– Monday Muse –
Dear One, last week I wrote of worry. After giving that a lot of thought, something else came into closer view. I quite sometime ago, not months, but years ago, developed a habit, and it wasn’t a good one. With a fresh awareness, I became determined to change it up, and surprisingly, the bad habit did not appear to be difficult to overcome. I hadn’t expected that. The very day that I determined to change – was actually the day that I changed. I changed my attitude, my pattern, my way of life. I asked myself, “When have I ever made such a speedy recovery?” I cannot remember, perhaps never?
The bad habit of which I speak was the habit of going through the day with the purpose of GETTING through the day, completing the tasks, and moving on to whatever needed to be readied for the next day, or week. And, other than quiet-time, I seldom lived in the day. Physically I was, each day, where I belonged. But mentally, I was on to the next thing, whatever that might be. I enjoy people so interaction was easy, but between interactions, my mind, like an arrow, turned toward the next target. The stress was nearly constant.
This is how the change came about. Having decided that I was sick of stress, and the exhaustion it creates, I resolved to live in the now. So, I looked at my schedule, saw that I had an open Saturday, and made plans to do all necessary preparations then. That decision set me free, free to enjoy what I was doing. As unexpected things were added to the schedule, I told myself, It’s okay. I have Saturday.

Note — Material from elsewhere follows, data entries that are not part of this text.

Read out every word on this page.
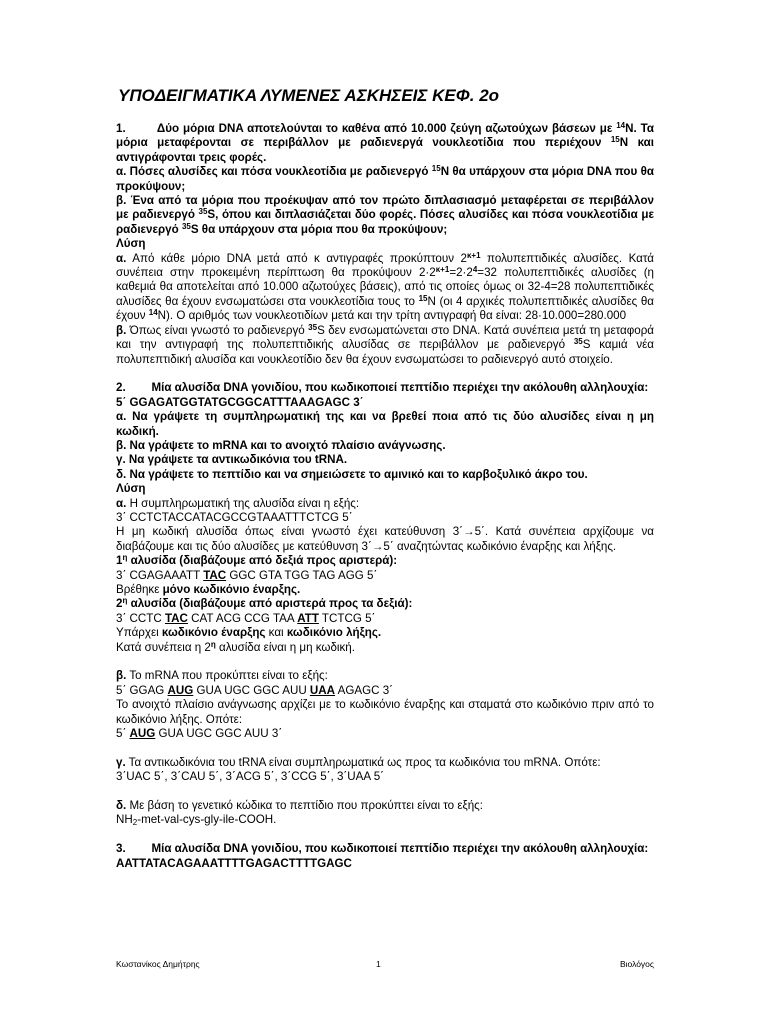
ΥΠΟΔΕΙΓΜΑΤΙΚΑ ΛΥΜΕΝΕΣ ΑΣΚΗΣΕΙΣ ΚΕΦ. 2ο

1.	Δύο μόρια DNA αποτελούνται το καθένα από 10.000 ζεύγη αζωτούχων βάσεων με $^{14}$Ν. Τα μόρια μεταφέρονται σε περιβάλλον με ραδιενεργά νουκλεοτίδια που περιέχουν $^{15}$Ν και αντιγράφονται τρεις φορές.

α. Πόσες αλυσίδες και πόσα νουκλεοτίδια με ραδιενεργό $^{15}$Ν θα υπάρχουν στα μόρια DNA που θα προκύψουν;

β. Ένα από τα μόρια που προέκυψαν από τον πρώτο διπλασιασμό μεταφέρεται σε περιβάλλον με ραδιενεργό $^{35}$S, όπου και διπλασιάζεται δύο φορές. Πόσες αλυσίδες και πόσα νουκλεοτίδια με ραδιενεργό $^{35}$S θα υπάρχουν στα μόρια που θα προκύψουν;

Λύση

α. Από κάθε μόριο DNA μετά από κ αντιγραφές προκύπτουν $2^{\kappa+1}$ πολυπεπτιδικές αλυσίδες. Κατά συνέπεια στην προκειμένη περίπτωση θα προκύψουν $2\cdot 2^{\kappa+1}=2\cdot 2^4=32$ πολυπεπτιδικές αλυσίδες (η καθεμιά θα αποτελείται από 10.000 αζωτούχες βάσεις), από τις οποίες όμως οι 32-4=28 πολυπεπτιδικές αλυσίδες θα έχουν ενσωματώσει στα νουκλεοτίδια τους το $^{15}$Ν (οι 4 αρχικές πολυπεπτιδικές αλυσίδες θα έχουν $^{14}$Ν). Ο αριθμός των νουκλεοτιδίων μετά και την τρίτη αντιγραφή θα είναι: 28·10.000=280.000

β. Όπως είναι γνωστό το ραδιενεργό $^{35}$S δεν ενσωματώνεται στο DNA. Κατά συνέπεια μετά τη μεταφορά και την αντιγραφή της πολυπεπτιδικής αλυσίδας σε περιβάλλον με ραδιενεργό $^{35}$S καμιά νέα πολυπεπτιδική αλυσίδα και νουκλεοτίδιο δεν θα έχουν ενσωματώσει το ραδιενεργό αυτό στοιχείο.

2. Μία αλυσίδα DNA γονιδίου, που κωδικοποιεί πεπτίδιο περιέχει την ακόλουθη αλληλουχία:

5΄ GGAGATGGTATGCGGCATTTAAAGAGC 3΄

α. Να γράψετε τη συμπληρωματική της και να βρεθεί ποια από τις δύο αλυσίδες είναι η μη κωδική.

β. Να γράψετε το mRNA και το ανοιχτό πλαίσιο ανάγνωσης.

γ. Να γράψετε τα αντικωδικόνια του tRNA.

δ. Να γράψετε το πεπτίδιο και να σημειώσετε το αμινικό και το καρβοξυλικό άκρο του.

Λύση

α. Η συμπληρωματική της αλυσίδα είναι η εξής:

3΄ CCTCTACCATACGCCGTAAATTTCTCG 5΄

Η μη κωδική αλυσίδα όπως είναι γνωστό έχει κατεύθυνση 3΄→5΄. Κατά συνέπεια αρχίζουμε να διαβάζουμε και τις δύο αλυσίδες με κατεύθυνση 3΄→5΄ αναζητώντας κωδικόνιο έναρξης και λήξης.

$1^\eta$ αλυσίδα (διαβάζουμε από δεξιά προς αριστερά):

3΄ CGAGAAATT TAC GGC GTA TGG TAG AGG 5΄

Βρέθηκε μόνο κωδικόνιο έναρξης.

$2^\eta$ αλυσίδα (διαβάζουμε από αριστερά προς τα δεξιά):

3΄ CCTC TAC CAT ACG CCG TAA ATT TCTCG 5΄

Υπάρχει κωδικόνιο έναρξης και κωδικόνιο λήξης.

Κατά συνέπεια η $2^\eta$ αλυσίδα είναι η μη κωδική.

β. Το mRNA που προκύπτει είναι το εξής:

5΄ GGAG AUG GUA UGC GGC AUU UAA AGAGC 3΄

Το ανοιχτό πλαίσιο ανάγνωσης αρχίζει με το κωδικόνιο έναρξης και σταματά στο κωδικόνιο πριν από το κωδικόνιο λήξης. Οπότε:

5΄ AUG GUA UGC GGC AUU 3΄

γ. Τα αντικωδικόνια του tRNA είναι συμπληρωματικά ως προς τα κωδικόνια του mRNA. Οπότε:

3΄UAC 5΄, 3΄CAU 5΄, 3΄ACG 5΄, 3΄CCG 5΄, 3΄UAA 5΄

δ. Με βάση το γενετικό κώδικα το πεπτίδιο που προκύπτει είναι το εξής:

$NH_2-met-val-cys-gly-ile$-COOH.

3. Μία αλυσίδα DNA γονιδίου, που κωδικοποιεί πεπτίδιο περιέχει την ακόλουθη αλληλουχία:

AATTATACAGAAATTTTGAGACTTTTGAGC

Κωστανίκος Δημήτρης	1	Βιολόγος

That Friday, while out-of-town for grandchildren’s ball games, I got a text, from another high school grandson. He had a last minute schedule change, and had an out-of-town baseball tournament the next day, on Saturday, his first tourney of the season.
I had been doing so well with my revised habit. For it was so incredibly freeing to just simply enjoy the day.
I was bent on sticking with my plan, my plan to “…enjoy the day that the Lord hath made…” I thought, I am not going to regress. I quickly replied, “Great, see you at the games tomorrow.” And amazingly I meant it.
After sending the text, I made a mental schedule of how to best cover the following week. Then I let go of it, all of it, and sat back in my lawn chair, with family all around, and watched the game, while looking forward to the games on Saturday.
I love my new life, and all it took was a little planning, and a big decision to live in the now. It’s a great place to live.